Per the province’s official numbers, Edmonton has 58 active cases, and nine patients hospitalized due to COVID-19, with two of those patients in intensive care. Overall, Edmonton has seen 448 recovered cases of their total 518, and have endured 12 deaths as a result of the novel coronavirus.

Should the city serve as one of the sites of the NHL’s restart, Kenney said Edmonton is also well-positioned to ensure a safe return given how the Oilers’ arena is set up.

“We’ve got one of the best facilities — I would say the best facility — with the brand new Rogers Place arena. It is attached to a brand new hotel, all of the services are right there — it can be safely integrated in a protected zone that would keep the players and staff insulated,” Kenney said. “So, we’ve got a very, very strong pitch, I think, to make. And I look forward to speaking again with commissioner Bettman, hopefully later this week, about all of that.”

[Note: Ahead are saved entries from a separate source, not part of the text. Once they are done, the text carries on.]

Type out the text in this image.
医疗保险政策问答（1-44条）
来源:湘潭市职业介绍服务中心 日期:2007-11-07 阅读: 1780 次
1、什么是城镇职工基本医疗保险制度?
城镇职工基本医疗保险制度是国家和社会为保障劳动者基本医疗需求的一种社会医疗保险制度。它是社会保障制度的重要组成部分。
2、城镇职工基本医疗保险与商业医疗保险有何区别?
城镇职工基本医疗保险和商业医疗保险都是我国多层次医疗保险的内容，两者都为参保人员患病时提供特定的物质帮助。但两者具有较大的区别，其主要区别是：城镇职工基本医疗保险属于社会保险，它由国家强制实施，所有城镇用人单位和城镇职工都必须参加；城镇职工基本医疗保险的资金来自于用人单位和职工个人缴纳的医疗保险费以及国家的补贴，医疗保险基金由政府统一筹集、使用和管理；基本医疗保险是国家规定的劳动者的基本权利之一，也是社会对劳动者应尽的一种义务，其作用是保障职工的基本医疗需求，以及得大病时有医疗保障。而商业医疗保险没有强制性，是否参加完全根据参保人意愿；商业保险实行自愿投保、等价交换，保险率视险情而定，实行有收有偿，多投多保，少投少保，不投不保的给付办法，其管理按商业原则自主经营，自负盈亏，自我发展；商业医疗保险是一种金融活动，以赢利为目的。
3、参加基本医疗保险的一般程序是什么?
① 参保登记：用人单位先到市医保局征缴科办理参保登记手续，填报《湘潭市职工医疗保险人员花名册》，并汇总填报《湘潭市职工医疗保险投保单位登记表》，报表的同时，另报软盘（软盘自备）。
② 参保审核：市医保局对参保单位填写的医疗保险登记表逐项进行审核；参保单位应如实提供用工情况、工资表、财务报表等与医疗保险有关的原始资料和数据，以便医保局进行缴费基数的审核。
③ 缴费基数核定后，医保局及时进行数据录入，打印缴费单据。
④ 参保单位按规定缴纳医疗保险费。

Mayor Iveson also made clear his support via a tweet sent out Monday evening, which included a letter addressed to Gary Bettman stating the city supports the Oilers’ bid to host the league’s return, and said the team has been working with the provincial government to form a plan should Edmonton be chosen as a hub city.

“As Edmonton’s number-one priority is the health and safety of its residents, we recognize that the NHL has placed health and safety as a top priority for the return of the hockey season. And we understand that OEG (Oilers Entertainment Group) has been working closely with our provincial government on a detailed health framework and protocol that prescribe conditions under which games hosted by Edmonton would take place,” Iveson’s statement read.

Echoing Kenney’s comments regarding the strength of Edmonton’s response to the pandemic, Iveson also said the Oilers’ arena and surrounding Ice District area would be an important piece of the city’s bid to the NHL.

“Ice District’s facilities and proximity to downtown hotels minimize the need for participants’ movement between the arena and their accommodations. In addition, the City of Edmonton is working closely with OEG on an agreement to use our high-quality civic recreational facilities, currently closed to Edmontonians during the pandemic, where NHL teams could practice and train safely while in Edmonton,” the mayor wrote.

No official decision has yet been made on when the NHL’s potential return will come, or whether they’ll opt for the hub-cities plan, though an announcement appears set to come sooner rather than later on that front.